Prove that the period of a SHM is 2pi*sqrt(m/k)

[ItsTheSebbe]

Homework Statement

When I was in high school I was thaught that the period of a simple harmonic oscillation (mass on spring, ball on pendulum, etc) was equal to $T=2\pi \sqrt \frac m k$ though they have never explained to me why. That's what I wanted to find out.

So for example, let's take a mass $m$ on a spring with spring constant $k$, give it a little nudge and it will start oscillating in a wave-like manner (let's assume no energy is lost due to friction).

PS: This is the first time I'm trying to use LaTeX (first post in general), so if there's anything wrong with the formatting, please let me know :)!

Homework Equations

$T=\frac {2\pi} {\omega}$
$F_{spring}=-kx$
$F_{net}=ma$

The Attempt at a Solution

$F_{net}=F_{spring}$
$ma=-kx$
$m \frac {d^2x} {dt^2} +kx=0$
$\frac {d^2x} {dt^2} +\frac k m x=0$
$\ddot x(t) + \frac k m x(t)=0$

$\text{take} \ \ x=e^{Rt}$

$R^2e^{Rt} +\frac k m e^{Rt}=0$
$R^2+\frac k m =0$
$R^2=-\frac k m$
$R=\pm i\sqrt \frac k m$

$\text{hence, } x(t)=C_1e^{i\sqrt \frac k m t}+C_2e^{-i\sqrt \frac k m t}$

Now, here I get stuck. I know I need to eventually get $x(t)=Acos(\omega t+\phi)$
I don't really understand how to get there; probably by using Euler's formula.
From here on out I can proof the equation, namely:

$\ddot x=-A\omega^2\cos(\omega t+\phi)=-x\omega^2$
$\text{plugging into EoM gives:}$
$-x\omega^2+\frac k m x=0$
$\omega^2=\frac k m$
$\omega=\sqrt \frac k m$
$T=\frac {2\pi} {\omega}=2\pi \sqrt \frac m k$

 

[James R]

$\text{hence, } x(t)=C_1e^{i\sqrt \frac k m t}+C_2e^{-i\sqrt \frac k m t}$

Now, here I get stuck. I know I need to eventually get $x(t)=Acos(\omega t+\phi)$
I don't really understand how to get there; probably by using Euler's formula.

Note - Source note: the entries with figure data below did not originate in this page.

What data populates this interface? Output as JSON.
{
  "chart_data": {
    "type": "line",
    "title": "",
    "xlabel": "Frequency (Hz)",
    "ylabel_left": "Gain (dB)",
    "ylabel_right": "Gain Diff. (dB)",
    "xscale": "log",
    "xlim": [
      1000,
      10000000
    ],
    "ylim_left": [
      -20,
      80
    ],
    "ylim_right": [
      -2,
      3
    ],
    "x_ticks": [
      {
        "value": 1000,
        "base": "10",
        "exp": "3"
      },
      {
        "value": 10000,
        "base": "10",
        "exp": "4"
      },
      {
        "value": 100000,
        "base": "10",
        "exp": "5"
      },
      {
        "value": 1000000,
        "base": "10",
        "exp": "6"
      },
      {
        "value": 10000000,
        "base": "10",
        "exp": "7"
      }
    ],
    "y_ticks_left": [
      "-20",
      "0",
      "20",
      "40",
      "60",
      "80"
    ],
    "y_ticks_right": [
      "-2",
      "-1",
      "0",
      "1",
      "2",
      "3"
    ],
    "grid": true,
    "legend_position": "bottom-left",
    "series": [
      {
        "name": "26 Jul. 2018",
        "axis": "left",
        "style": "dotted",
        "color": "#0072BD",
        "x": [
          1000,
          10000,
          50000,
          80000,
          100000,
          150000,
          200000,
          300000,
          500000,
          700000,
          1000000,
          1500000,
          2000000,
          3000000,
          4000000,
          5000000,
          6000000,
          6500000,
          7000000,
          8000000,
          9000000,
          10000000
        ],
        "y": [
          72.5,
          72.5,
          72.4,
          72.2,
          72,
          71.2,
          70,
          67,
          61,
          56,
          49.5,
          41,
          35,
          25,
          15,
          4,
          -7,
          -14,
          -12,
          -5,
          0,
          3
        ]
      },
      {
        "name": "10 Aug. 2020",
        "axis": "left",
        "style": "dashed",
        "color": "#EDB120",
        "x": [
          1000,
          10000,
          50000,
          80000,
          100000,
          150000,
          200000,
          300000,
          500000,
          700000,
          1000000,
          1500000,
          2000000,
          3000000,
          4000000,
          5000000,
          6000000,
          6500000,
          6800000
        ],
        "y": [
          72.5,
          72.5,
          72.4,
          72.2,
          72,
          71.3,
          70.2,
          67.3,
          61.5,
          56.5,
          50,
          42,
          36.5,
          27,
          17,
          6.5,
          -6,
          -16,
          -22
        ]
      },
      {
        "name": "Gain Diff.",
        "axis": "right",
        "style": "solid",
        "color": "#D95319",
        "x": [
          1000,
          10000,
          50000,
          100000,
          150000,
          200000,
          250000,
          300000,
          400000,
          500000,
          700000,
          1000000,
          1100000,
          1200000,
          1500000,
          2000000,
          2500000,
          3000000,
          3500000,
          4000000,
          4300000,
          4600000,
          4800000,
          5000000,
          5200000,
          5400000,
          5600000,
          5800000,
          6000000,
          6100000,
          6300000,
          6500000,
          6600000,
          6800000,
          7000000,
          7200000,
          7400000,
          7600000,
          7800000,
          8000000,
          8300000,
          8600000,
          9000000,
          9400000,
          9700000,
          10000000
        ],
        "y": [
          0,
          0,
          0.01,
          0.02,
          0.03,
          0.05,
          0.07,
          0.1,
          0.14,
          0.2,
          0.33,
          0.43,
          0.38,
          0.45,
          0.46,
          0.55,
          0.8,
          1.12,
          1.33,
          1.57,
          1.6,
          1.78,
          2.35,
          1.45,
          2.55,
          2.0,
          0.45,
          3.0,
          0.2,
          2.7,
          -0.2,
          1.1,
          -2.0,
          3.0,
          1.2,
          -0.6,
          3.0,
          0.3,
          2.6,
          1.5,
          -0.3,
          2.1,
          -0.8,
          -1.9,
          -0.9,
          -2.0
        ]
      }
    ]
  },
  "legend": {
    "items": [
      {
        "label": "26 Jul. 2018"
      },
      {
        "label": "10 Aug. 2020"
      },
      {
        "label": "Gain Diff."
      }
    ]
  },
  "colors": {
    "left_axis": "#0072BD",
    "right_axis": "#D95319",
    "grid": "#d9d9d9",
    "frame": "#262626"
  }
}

Your expression here can be re-written as:
$$x(t) = C_3 \cos(\sqrt{\frac{k}{m}} t) + C_4 \sin(\sqrt{\frac{k}{m}} t)$$
by suitably defining $C_3$ and $C_4$ in terms of $C_1$ and $C_2$ using Euler's formula, as you say.

 

[ItsTheSebbe]

Now how can I get from $x(t) = C_3 \cos(\sqrt{\frac{k}{m}} t) + C_4 \sin(\sqrt{\frac{k}{m}} t)$ to a form of $x(t)=Acos(\omega t+\phi)$?

 

[ehild]

Now how can I get from $x(t) = C_3 \cos(\sqrt{\frac{k}{m}} t) + C_4 \sin(\sqrt{\frac{k}{m}} t)$ to a form of $x(t)=Acos(\omega t+\phi)$?

You derived that ω = √(k/m). So you have to prove that C₃cos(ωt)+C₄sin(ωt)=Acos(ωt+Φ).

Expand the right side, using the addition formula for cosine. cos(α+β)=cos(α)cos(β)-sin(α)sin(β).
α=ωt and β=Φ.
So C₃cos(ωt)+C₄sin(ωt)=Acos(ωt)cos(Φ)-Asin(ωt)sin(Φ). The equality must hold for all values of ωt which means that the coefficient of both the cosine terms and the sine terms must be equal on both sides.
Or you can think that it must be true ωt=0 and also for ωt=pi/2:
For ωt=0, C₃=Acos(Φ).
for ωt=pi/2, C₄=-Asin(Φ).

You can find both A and Φ from these equations.